In the broadcasting business, Page was known for courtesy, humility, and willingness to mentor others seeking to enter the entertainment field. CBS Sports announcer Tim Brando, who was reared in Shreveport, recalls having known Page as a longtime friend of his family. Page exerted impact on the early names in Country music: Johnny Cash, Johnny Horton, George Jones, Loretta Lynn, and Hank Williams, Sr.[2] Presley performed "That's Alright Mama" on the radio version of Louisiana Hayride in 1954; a year later, Presley debuted nationally on the television version of the Louisiana Hayride.[3]When they first came to Shreveport, Frank and his wife and childhood sweetheart, Helen, rented an apartment across the street from singer and Governor Jimmie Davis, then in his first term in office in Baton Rouge. The Pages' landlady was Mrs. F. A. Bewley, wife of the owner of a large furniture store in Shreveport. Page and Davis became lifelong friends.[1]

A member of the County Music DJ Hall of Fame, Page was a recipient of the Lifetime Achievement Award of the Louisiana Association of Broadcasters.[2]In 2009, he was inducted into the Wall of Fame in Shreveport.[4]

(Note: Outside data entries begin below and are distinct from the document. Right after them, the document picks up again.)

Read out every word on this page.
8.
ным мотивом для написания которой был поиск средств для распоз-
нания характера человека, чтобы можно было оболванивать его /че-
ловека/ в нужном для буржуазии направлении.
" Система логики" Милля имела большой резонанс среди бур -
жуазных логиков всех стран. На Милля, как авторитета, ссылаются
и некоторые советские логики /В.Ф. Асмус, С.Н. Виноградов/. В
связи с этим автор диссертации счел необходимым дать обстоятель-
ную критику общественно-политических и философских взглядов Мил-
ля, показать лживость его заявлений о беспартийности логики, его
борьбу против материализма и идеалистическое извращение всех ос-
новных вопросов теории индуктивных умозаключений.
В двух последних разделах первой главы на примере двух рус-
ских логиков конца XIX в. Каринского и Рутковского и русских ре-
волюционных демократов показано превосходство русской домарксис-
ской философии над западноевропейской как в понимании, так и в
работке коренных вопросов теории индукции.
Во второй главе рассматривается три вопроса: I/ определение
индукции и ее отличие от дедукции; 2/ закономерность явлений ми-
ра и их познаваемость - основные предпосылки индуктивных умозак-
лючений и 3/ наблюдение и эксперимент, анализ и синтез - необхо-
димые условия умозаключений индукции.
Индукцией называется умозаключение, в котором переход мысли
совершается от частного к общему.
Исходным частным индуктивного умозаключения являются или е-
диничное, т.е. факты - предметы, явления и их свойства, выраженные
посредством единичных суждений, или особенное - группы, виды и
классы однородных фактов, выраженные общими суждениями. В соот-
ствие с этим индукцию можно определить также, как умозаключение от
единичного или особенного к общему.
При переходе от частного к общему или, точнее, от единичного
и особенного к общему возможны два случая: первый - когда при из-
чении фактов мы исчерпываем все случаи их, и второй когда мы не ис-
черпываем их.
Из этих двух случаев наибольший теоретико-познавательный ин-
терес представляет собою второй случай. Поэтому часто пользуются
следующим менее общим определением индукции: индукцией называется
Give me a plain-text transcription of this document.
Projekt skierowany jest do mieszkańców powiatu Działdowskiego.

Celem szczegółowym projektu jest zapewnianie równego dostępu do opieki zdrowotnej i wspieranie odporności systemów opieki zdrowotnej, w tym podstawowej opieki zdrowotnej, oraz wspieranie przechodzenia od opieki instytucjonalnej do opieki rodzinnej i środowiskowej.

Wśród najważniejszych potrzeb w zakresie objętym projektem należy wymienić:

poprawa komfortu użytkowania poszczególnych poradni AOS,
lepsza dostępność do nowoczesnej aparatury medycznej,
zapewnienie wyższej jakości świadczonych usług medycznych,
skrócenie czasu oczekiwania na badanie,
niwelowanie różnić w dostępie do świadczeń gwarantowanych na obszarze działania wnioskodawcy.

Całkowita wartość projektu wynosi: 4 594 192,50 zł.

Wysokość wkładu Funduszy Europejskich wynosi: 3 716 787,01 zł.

In 2011, Page was named one of "Five Living Legends of Shreveport" by Danny Fox (1954-2014) of KWKH radio.[5] Others named were Bob Griffin of KSLA and KTBS-TV, James Burton, Hank Williams, Jr., and Claude King, who like Page died in 2013.[6]

Death and family[edit]

Page died in a Shreveport hospital of a severe respiratory infection. He was survived by his wife of sixty-eight years, the former Helen Hulett, whom he married in 1944 in Brownwood, Texas, while he was on a three-day pass from the Army. The couple had a daughter, Patti Lea Stephens and husband Ronald W. Stephens and grandson Christopher P. Stephens, all of Littleton, Colorado. Page was survived too by his brother, Larry Page and his wife, Mary Ann, of Shreveport.[1] Page is interred at Forest Park East Cemetery in Shreveport.[7]